As Yara predicted, on the night following their encounter Jefe herded a group of approximately twenty attractive women into the dining room, all clad in lingerie. Judging by Luisa Bazan’s story, Snow accepted that her husband Enrique had purchased every scrap of silk and lace that adorned them, but that Luisa’s accusations of infidelity were without merit, or else (if he were to believe Yara) Enrique would be dead. Among the women was the girl from the cantina, Itzel. Jefe thrust her at him and, expressionless, she attempted to fondle his genitals. Snow, as instructed, rejected her.

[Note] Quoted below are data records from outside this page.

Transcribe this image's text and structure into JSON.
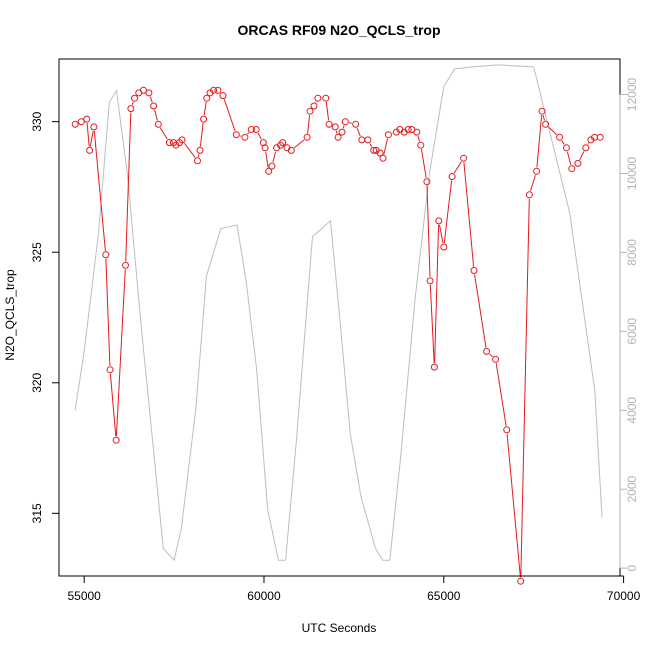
{
  "chart_data": {
    "type": "line",
    "title": "ORCAS RF09 N2O_QCLS_trop",
    "xlabel": "UTC Seconds",
    "ylabel": "N2O_QCLS_trop",
    "xlim": [
      54300,
      69900
    ],
    "ylim": [
      312.6,
      332.4
    ],
    "y2lim": [
      -200,
      12900
    ],
    "x_ticks": [
      55000,
      60000,
      65000,
      70000
    ],
    "y_ticks": [
      315,
      320,
      325,
      330
    ],
    "y2_ticks": [
      0,
      2000,
      4000,
      6000,
      8000,
      10000,
      12000
    ],
    "grid": false,
    "colors": {
      "n2o": "#e41a1c",
      "altitude": "#bebebe",
      "axis": "#000000",
      "axis_right": "#b3b3b3"
    },
    "series": [
      {
        "axis": "left",
        "style": "line+points",
        "x": [
          54750,
          54920,
          55070,
          55150,
          55270,
          55600,
          55720,
          55890,
          56150,
          56300,
          56400,
          56520,
          56650,
          56800,
          56930,
          57060,
          57370,
          57480,
          57550,
          57650,
          57720,
          58150,
          58220,
          58320,
          58410,
          58500,
          58600,
          58720,
          58860,
          59230,
          59470,
          59650,
          59780,
          59980,
          60030,
          60130,
          60220,
          60350,
          60460,
          60520,
          60640,
          60760,
          61200,
          61280,
          61390,
          61500,
          61720,
          61810,
          61980,
          62060,
          62170,
          62260,
          62550,
          62720,
          62890,
          63050,
          63120,
          63230,
          63310,
          63460,
          63680,
          63780,
          63900,
          64010,
          64110,
          64250,
          64360,
          64530,
          64620,
          64740,
          64860,
          65000,
          65230,
          65550,
          65840,
          66190,
          66440,
          66750,
          67140,
          67380,
          67580,
          67730,
          67830,
          68220,
          68410,
          68560,
          68730,
          68950,
          69090,
          69190,
          69350
        ],
        "y": [
          329.9,
          330.0,
          330.1,
          328.9,
          329.8,
          324.9,
          320.5,
          317.8,
          324.5,
          330.5,
          330.9,
          331.1,
          331.2,
          331.1,
          330.6,
          329.9,
          329.2,
          329.2,
          329.1,
          329.2,
          329.3,
          328.5,
          328.9,
          330.1,
          330.9,
          331.1,
          331.2,
          331.2,
          331.0,
          329.5,
          329.4,
          329.7,
          329.7,
          329.2,
          329.0,
          328.1,
          328.3,
          329.0,
          329.1,
          329.2,
          329.0,
          328.9,
          329.4,
          330.4,
          330.6,
          330.9,
          330.9,
          329.9,
          329.8,
          329.4,
          329.6,
          330.0,
          329.9,
          329.3,
          329.3,
          328.9,
          328.9,
          328.8,
          328.6,
          329.5,
          329.6,
          329.7,
          329.6,
          329.7,
          329.7,
          329.6,
          329.1,
          327.7,
          323.9,
          320.6,
          326.2,
          325.2,
          327.9,
          328.6,
          324.3,
          321.2,
          320.9,
          318.2,
          312.4,
          327.2,
          328.1,
          330.4,
          329.9,
          329.4,
          329.0,
          328.2,
          328.4,
          329.0,
          329.3,
          329.4,
          329.4
        ]
      },
      {
        "axis": "right",
        "style": "line",
        "x": [
          54750,
          55000,
          55400,
          55700,
          55900,
          56200,
          56600,
          57200,
          57500,
          57700,
          58100,
          58400,
          58800,
          59250,
          59500,
          59800,
          60100,
          60400,
          60600,
          60900,
          61350,
          61600,
          61850,
          62100,
          62400,
          62700,
          63100,
          63300,
          63500,
          63800,
          64200,
          64600,
          65000,
          65300,
          65800,
          66500,
          67500,
          68500,
          69200,
          69400
        ],
        "y": [
          4000,
          5500,
          8500,
          11800,
          12100,
          10000,
          6000,
          500,
          200,
          1000,
          4000,
          7400,
          8600,
          8700,
          7300,
          5000,
          1500,
          200,
          200,
          3200,
          8400,
          8600,
          8800,
          6400,
          3400,
          1800,
          500,
          200,
          200,
          2800,
          6800,
          10000,
          12200,
          12650,
          12700,
          12750,
          12700,
          9000,
          4500,
          1300
        ]
      }
    ]
  }
}
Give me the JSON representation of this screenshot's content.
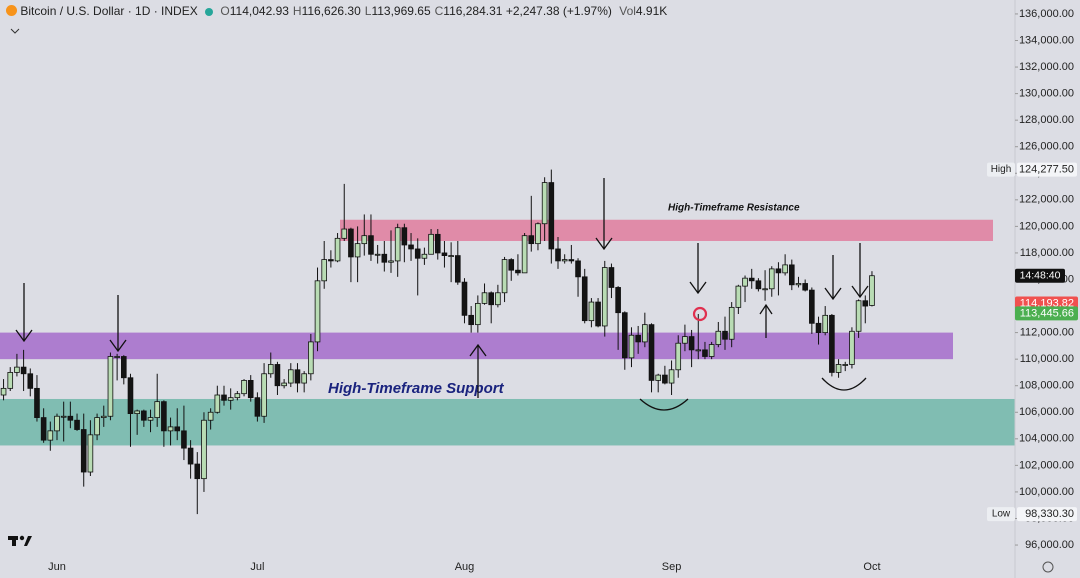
{
  "header": {
    "symbol": "Bitcoin / U.S. Dollar · 1D · INDEX",
    "ohlc": [
      {
        "label": "O",
        "value": "114,042.93"
      },
      {
        "label": "H",
        "value": "116,626.30"
      },
      {
        "label": "L",
        "value": "113,969.65"
      },
      {
        "label": "C",
        "value": "116,284.31"
      }
    ],
    "change": "+2,247.38 (+1.97%)",
    "volume_label": "Vol",
    "volume": "4.91K"
  },
  "chart_data": {
    "type": "candlestick",
    "categories": [
      null,
      null,
      null,
      null,
      null,
      null,
      null,
      null,
      "Jun",
      null,
      null,
      null,
      null,
      null,
      null,
      null,
      null,
      null,
      null,
      null,
      null,
      null,
      null,
      null,
      null,
      null,
      null,
      null,
      null,
      null,
      null,
      null,
      null,
      null,
      null,
      null,
      null,
      null,
      "Jul",
      null,
      null,
      null,
      null,
      null,
      null,
      null,
      null,
      null,
      null,
      null,
      null,
      null,
      null,
      null,
      null,
      null,
      null,
      null,
      null,
      null,
      null,
      null,
      null,
      null,
      null,
      null,
      null,
      null,
      null,
      "Aug",
      null,
      null,
      null,
      null,
      null,
      null,
      null,
      null,
      null,
      null,
      null,
      null,
      null,
      null,
      null,
      null,
      null,
      null,
      null,
      null,
      null,
      null,
      null,
      null,
      null,
      null,
      null,
      null,
      null,
      null,
      "Sep",
      null,
      null,
      null,
      null,
      null,
      null,
      null,
      null,
      null,
      null,
      null,
      null,
      null,
      null,
      null,
      null,
      null,
      null,
      null,
      null,
      null,
      null,
      null,
      null,
      null,
      null,
      null,
      null,
      null,
      "Oct"
    ],
    "open": [
      107300,
      107800,
      109000,
      109400,
      108900,
      107800,
      105600,
      103900,
      104600,
      105700,
      105700,
      105400,
      104700,
      101500,
      104300,
      105600,
      105700,
      110200,
      110200,
      108600,
      105900,
      106100,
      105400,
      105600,
      106800,
      104600,
      104900,
      104600,
      103300,
      102100,
      101000,
      105400,
      106000,
      107300,
      106900,
      107100,
      107400,
      108400,
      107100,
      105700,
      108900,
      109600,
      108000,
      108200,
      109200,
      108200,
      108900,
      111300,
      115900,
      117500,
      117400,
      119100,
      119800,
      117700,
      118700,
      119300,
      117900,
      117900,
      117300,
      117400,
      119900,
      118600,
      118300,
      117600,
      117900,
      119400,
      118000,
      117800,
      117800,
      115800,
      113300,
      112600,
      114200,
      115000,
      114100,
      115000,
      117500,
      116700,
      116500,
      119300,
      118700,
      120200,
      123300,
      118300,
      117400,
      117500,
      117400,
      116200,
      112900,
      114300,
      112500,
      116900,
      115400,
      113500,
      110100,
      111800,
      111300,
      112600,
      108400,
      108800,
      108200,
      109200,
      111200,
      111700,
      110700,
      110700,
      110200,
      111100,
      112100,
      111500,
      113900,
      115500,
      116100,
      115900,
      115300,
      115300,
      116800,
      116500,
      117100,
      115600,
      115700,
      115200,
      112700,
      112000,
      113300,
      109000,
      109600,
      109600,
      112100,
      114400,
      114042.93
    ],
    "high": [
      108500,
      109400,
      110400,
      110700,
      109300,
      108800,
      106300,
      105300,
      105900,
      106800,
      106800,
      105900,
      105900,
      105400,
      105900,
      106500,
      110500,
      110400,
      110300,
      108900,
      106200,
      106200,
      106200,
      108900,
      106900,
      105600,
      106300,
      106500,
      103900,
      103000,
      106000,
      106300,
      108000,
      108000,
      107800,
      107600,
      108500,
      108800,
      107500,
      109700,
      110500,
      109800,
      108500,
      109700,
      109700,
      109100,
      111900,
      116900,
      118900,
      118200,
      119500,
      123200,
      119900,
      120000,
      120900,
      120900,
      118600,
      118900,
      119700,
      120200,
      120200,
      119500,
      119100,
      118400,
      119800,
      119800,
      118900,
      118800,
      118900,
      116100,
      114000,
      114800,
      115700,
      115100,
      115600,
      117700,
      117600,
      117900,
      119500,
      122300,
      120300,
      123700,
      124277.5,
      119200,
      117900,
      118600,
      117600,
      116800,
      114600,
      114600,
      117400,
      117200,
      115500,
      113600,
      112400,
      112500,
      113500,
      112700,
      108900,
      109500,
      109900,
      111800,
      112600,
      112200,
      113400,
      111300,
      111300,
      112800,
      113200,
      114300,
      115600,
      116300,
      116800,
      116100,
      116700,
      117000,
      117300,
      117900,
      117500,
      116200,
      116000,
      115400,
      113200,
      114000,
      113400,
      110000,
      109800,
      112400,
      114500,
      114800,
      116626.3
    ],
    "low": [
      106900,
      107600,
      108700,
      107600,
      107200,
      105300,
      103700,
      103100,
      103900,
      103800,
      104800,
      104600,
      100400,
      101200,
      103900,
      104900,
      105400,
      108400,
      108100,
      103400,
      104300,
      104900,
      104500,
      104900,
      103400,
      103500,
      103900,
      102400,
      101000,
      98330.3,
      100000,
      104700,
      105900,
      106500,
      106200,
      106900,
      107200,
      106800,
      105300,
      105200,
      108600,
      107300,
      107800,
      107900,
      107500,
      107500,
      108400,
      110600,
      115300,
      116900,
      117300,
      118900,
      115800,
      115800,
      117800,
      117400,
      117200,
      116600,
      116500,
      116200,
      117300,
      117400,
      114800,
      117100,
      117900,
      117500,
      116900,
      115800,
      115600,
      112700,
      112000,
      112000,
      114100,
      112700,
      113900,
      114300,
      115900,
      116300,
      116500,
      118100,
      118200,
      118900,
      117200,
      116800,
      117200,
      117200,
      114700,
      112700,
      112400,
      112400,
      111700,
      114600,
      110700,
      109200,
      109400,
      110400,
      110900,
      107500,
      107500,
      108100,
      107300,
      108600,
      110600,
      109400,
      110000,
      110000,
      110000,
      110900,
      110700,
      110900,
      113400,
      114300,
      115300,
      115100,
      114400,
      114700,
      114800,
      116300,
      115200,
      115400,
      115100,
      111900,
      111100,
      111800,
      108700,
      108600,
      109100,
      109300,
      111600,
      112700,
      113969.65
    ],
    "close": [
      107800,
      109000,
      109400,
      108900,
      107800,
      105600,
      103900,
      104600,
      105700,
      105700,
      105400,
      104700,
      101500,
      104300,
      105600,
      105700,
      110200,
      110200,
      108600,
      105900,
      106100,
      105400,
      105600,
      106800,
      104600,
      104900,
      104600,
      103300,
      102100,
      101000,
      105400,
      106000,
      107300,
      106900,
      107100,
      107400,
      108400,
      107100,
      105700,
      108900,
      109600,
      108000,
      108200,
      109200,
      108200,
      108900,
      111300,
      115900,
      117500,
      117400,
      119100,
      119800,
      117700,
      118700,
      119300,
      117900,
      117900,
      117300,
      117400,
      119900,
      118600,
      118300,
      117600,
      117900,
      119400,
      118000,
      117800,
      117800,
      115800,
      113300,
      112600,
      114200,
      115000,
      114100,
      115000,
      117500,
      116700,
      116500,
      119300,
      118700,
      120200,
      123300,
      118300,
      117400,
      117500,
      117400,
      116200,
      112900,
      114300,
      112500,
      116900,
      115400,
      113500,
      110100,
      111800,
      111300,
      112600,
      108400,
      108800,
      108200,
      109200,
      111200,
      111700,
      110700,
      110700,
      110200,
      111100,
      112100,
      111500,
      113900,
      115500,
      116100,
      115900,
      115300,
      115300,
      116800,
      116500,
      117100,
      115600,
      115700,
      115200,
      112700,
      112000,
      113300,
      109000,
      109600,
      109600,
      112100,
      114400,
      114000,
      116284.31
    ],
    "up_color": "#b9dcb4",
    "down_color": "#141414",
    "ylim": [
      95250,
      137050
    ],
    "yticks": [
      {
        "value": 96000,
        "label": "96,000.00"
      },
      {
        "value": 98000,
        "label": "98,000.00"
      },
      {
        "value": 100000,
        "label": "100,000.00"
      },
      {
        "value": 102000,
        "label": "102,000.00"
      },
      {
        "value": 104000,
        "label": "104,000.00"
      },
      {
        "value": 106000,
        "label": "106,000.00"
      },
      {
        "value": 108000,
        "label": "108,000.00"
      },
      {
        "value": 110000,
        "label": "110,000.00"
      },
      {
        "value": 112000,
        "label": "112,000.00"
      },
      {
        "value": 114000,
        "label": "114,000.00"
      },
      {
        "value": 116000,
        "label": "116,000.00"
      },
      {
        "value": 118000,
        "label": "118,000.00"
      },
      {
        "value": 120000,
        "label": "120,000.00"
      },
      {
        "value": 122000,
        "label": "122,000.00"
      },
      {
        "value": 124000,
        "label": "124,000.00"
      },
      {
        "value": 126000,
        "label": "126,000.00"
      },
      {
        "value": 128000,
        "label": "128,000.00"
      },
      {
        "value": 130000,
        "label": "130,000.00"
      },
      {
        "value": 132000,
        "label": "132,000.00"
      },
      {
        "value": 134000,
        "label": "134,000.00"
      },
      {
        "value": 136000,
        "label": "136,000.00"
      }
    ],
    "zones": [
      {
        "label": "High-Timeframe Resistance",
        "from": 118900,
        "to": 120500,
        "color": "#e07c9e"
      },
      {
        "from": 110000,
        "to": 112000,
        "color": "#a56ccb"
      },
      {
        "label": "High-Timeframe Support",
        "from": 103500,
        "to": 107000,
        "color": "#70b7a9"
      }
    ],
    "extremes": [
      {
        "name": "High",
        "label": "124,277.50",
        "value": 124277.5
      },
      {
        "name": "Low",
        "label": "98,330.30",
        "value": 98330.3
      }
    ],
    "price_tags": [
      {
        "label": "114,193.82",
        "value": 114193.82,
        "color": "#f0514f"
      },
      {
        "label": "113,445.66",
        "value": 113445.66,
        "color": "#4caf50"
      }
    ],
    "countdown": "14:48:40"
  }
}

Before long the room was aflutter with drunken, chattering, underdressed women who came at him singly and in pairs, making much over him, cooing and caressing, while Jefe watched icily from a doorway. Snow was impervious to their tender assaults, affecting boredom, brushing them off, winding up alone in a corner and thinking that Griuale’s legendary subtlety must have gone glimmering along with his memories, because Jefe was nothing if not unsubtle. He felt he would have been able to see through this deception without Yara’s help, and he speculated that Griaule may never have been a subtle creature, that his reputed prowess in this regard had been exaggerated due to his bulk (even a gross manipulation would be perceived as a subtlety when the manipulator was roughly the size of a county in Rhode Island) and to the ease with which people could be manipulated, thanks in large part to their eagerness to absolve themselves of responsibility and shift blame for their behavior onto an outside influence, as if they were at the mercy of forces beyond their control.